Bu haftanın konuğu iklim değişikliği konusunu yıllardır
izleyen ve Paris’te iklim değişikliği zirvesine katılan, İstanbul Politikalar
Merkezi kıdemli araştırmacısı Ümit Şahin.
Paris’teki zirveyi dünya milletleri aylardır hatta yıllardır
bekliyor, sonuç olumlu çıksın ve Kopenhag’daki düş kırıklığı yaşanmasın diye
umut ediyorlardı. Zirveye katılan 195 ülkenin 12 Aralık’ta anlaşmaya varması “tarihi
karar” diye nitelenen haberlerle verildi. Türkiye’de ise bu konu hiç heyecan
yaratmadı, kısa haberlerle geçiştirildi.
Ümit Şahin’e göre Türkiye’de kamuoyunun konuya bu kadar uzak
olmasının nedeni ülkedeki “demokrasi krizi.”

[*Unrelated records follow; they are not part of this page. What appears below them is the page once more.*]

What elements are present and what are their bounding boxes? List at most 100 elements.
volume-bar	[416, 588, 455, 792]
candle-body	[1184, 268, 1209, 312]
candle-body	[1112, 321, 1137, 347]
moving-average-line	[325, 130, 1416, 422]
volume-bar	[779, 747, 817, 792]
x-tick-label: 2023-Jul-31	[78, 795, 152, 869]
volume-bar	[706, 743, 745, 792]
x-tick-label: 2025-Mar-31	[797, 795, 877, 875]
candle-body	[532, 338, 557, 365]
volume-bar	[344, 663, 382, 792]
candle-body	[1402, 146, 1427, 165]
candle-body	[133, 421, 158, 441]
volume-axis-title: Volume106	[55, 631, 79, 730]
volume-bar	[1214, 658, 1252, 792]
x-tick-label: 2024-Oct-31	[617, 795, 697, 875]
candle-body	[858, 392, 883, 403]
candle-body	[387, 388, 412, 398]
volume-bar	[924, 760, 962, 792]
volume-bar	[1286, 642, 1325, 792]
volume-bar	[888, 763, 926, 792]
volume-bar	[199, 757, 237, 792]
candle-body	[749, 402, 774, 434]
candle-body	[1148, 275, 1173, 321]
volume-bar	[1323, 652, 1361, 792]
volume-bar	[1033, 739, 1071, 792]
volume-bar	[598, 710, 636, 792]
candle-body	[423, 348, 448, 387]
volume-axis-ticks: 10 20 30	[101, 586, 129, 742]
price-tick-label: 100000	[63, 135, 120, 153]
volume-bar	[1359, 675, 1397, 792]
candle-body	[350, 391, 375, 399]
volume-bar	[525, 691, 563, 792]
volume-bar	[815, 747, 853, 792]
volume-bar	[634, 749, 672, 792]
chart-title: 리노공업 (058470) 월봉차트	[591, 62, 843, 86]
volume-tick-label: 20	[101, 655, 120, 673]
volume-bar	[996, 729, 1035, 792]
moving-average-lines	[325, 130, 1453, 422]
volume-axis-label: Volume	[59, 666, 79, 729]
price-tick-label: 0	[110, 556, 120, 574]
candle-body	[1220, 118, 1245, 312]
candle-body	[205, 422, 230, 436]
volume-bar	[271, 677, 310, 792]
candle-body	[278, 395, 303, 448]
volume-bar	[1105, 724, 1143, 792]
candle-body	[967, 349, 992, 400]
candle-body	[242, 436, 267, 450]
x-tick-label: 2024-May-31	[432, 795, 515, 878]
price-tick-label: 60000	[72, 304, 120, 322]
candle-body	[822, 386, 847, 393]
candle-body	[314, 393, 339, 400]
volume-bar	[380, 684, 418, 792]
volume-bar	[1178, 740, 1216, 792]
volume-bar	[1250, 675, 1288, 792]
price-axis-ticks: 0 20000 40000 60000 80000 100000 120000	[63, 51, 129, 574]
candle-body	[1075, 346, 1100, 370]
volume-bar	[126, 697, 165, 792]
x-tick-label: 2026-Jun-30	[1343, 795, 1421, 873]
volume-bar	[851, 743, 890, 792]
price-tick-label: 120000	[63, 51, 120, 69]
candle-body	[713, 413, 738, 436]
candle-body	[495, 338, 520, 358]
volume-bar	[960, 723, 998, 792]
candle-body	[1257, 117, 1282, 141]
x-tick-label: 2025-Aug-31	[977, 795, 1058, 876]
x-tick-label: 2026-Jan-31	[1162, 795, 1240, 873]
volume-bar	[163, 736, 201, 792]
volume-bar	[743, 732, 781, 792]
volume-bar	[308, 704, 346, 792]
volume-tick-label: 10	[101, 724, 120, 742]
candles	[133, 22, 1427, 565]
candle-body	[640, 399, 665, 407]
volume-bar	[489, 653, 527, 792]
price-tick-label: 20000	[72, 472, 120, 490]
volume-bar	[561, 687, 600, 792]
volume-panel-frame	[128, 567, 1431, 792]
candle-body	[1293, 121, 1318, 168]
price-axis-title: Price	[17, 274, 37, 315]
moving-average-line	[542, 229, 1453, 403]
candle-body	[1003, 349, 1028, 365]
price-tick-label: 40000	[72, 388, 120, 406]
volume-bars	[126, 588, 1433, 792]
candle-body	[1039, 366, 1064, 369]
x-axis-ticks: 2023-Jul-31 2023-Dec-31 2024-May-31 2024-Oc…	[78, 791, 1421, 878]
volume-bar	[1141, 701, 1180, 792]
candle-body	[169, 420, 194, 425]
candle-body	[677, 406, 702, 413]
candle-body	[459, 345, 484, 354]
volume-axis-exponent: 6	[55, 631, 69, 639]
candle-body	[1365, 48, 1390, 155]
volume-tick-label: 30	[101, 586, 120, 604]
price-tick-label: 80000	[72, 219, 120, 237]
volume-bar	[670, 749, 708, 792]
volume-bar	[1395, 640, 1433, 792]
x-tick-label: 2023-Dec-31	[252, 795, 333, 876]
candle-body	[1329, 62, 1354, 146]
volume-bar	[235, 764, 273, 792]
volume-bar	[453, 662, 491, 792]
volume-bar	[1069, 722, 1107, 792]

“Bu geçmişte olsaydı, medyayı suçlardım. Ancak görünen o ki konu
Türkiye’nin demokrasisindeki yetersizlikler. Türkiye’de demokrasi krizde, bu
yüzden Türkiye küresel gerçeklerden kopuş yaşıyor; gerçekçi olmayan bir şekilde
kendi iç meselelerine gömülmüş durumda ve dünyanın en büyük konferansının
farkında değil. Bu çok ciddi bir kilitlenme, karbon ekonomisine kilitlenme
kadar ciddi. Gerçeklerden uzaklaşmak anlamına geliyor. Bunun eğitim, sosyoloji
ve diğer gerçeklere dayalı açıklamaları olabilir ama ana sebep demokrasinin
krizde olması.”
Dünya iklim değişikliğine karşı mücadele ederken Türkiye’nin
de bu yönde ilerlemesi gerek diyen Şahin, bunun için hükümetin akademiden ve sivil
toplumdan bileşenleri konuya dahil etmesi gerektiğine dikkat çekiyor ancak sadece
TÜSİAD, MÜSİAD ve TOBB gibi belli iş çevrelerinin dahil edildiğini belirtiyor.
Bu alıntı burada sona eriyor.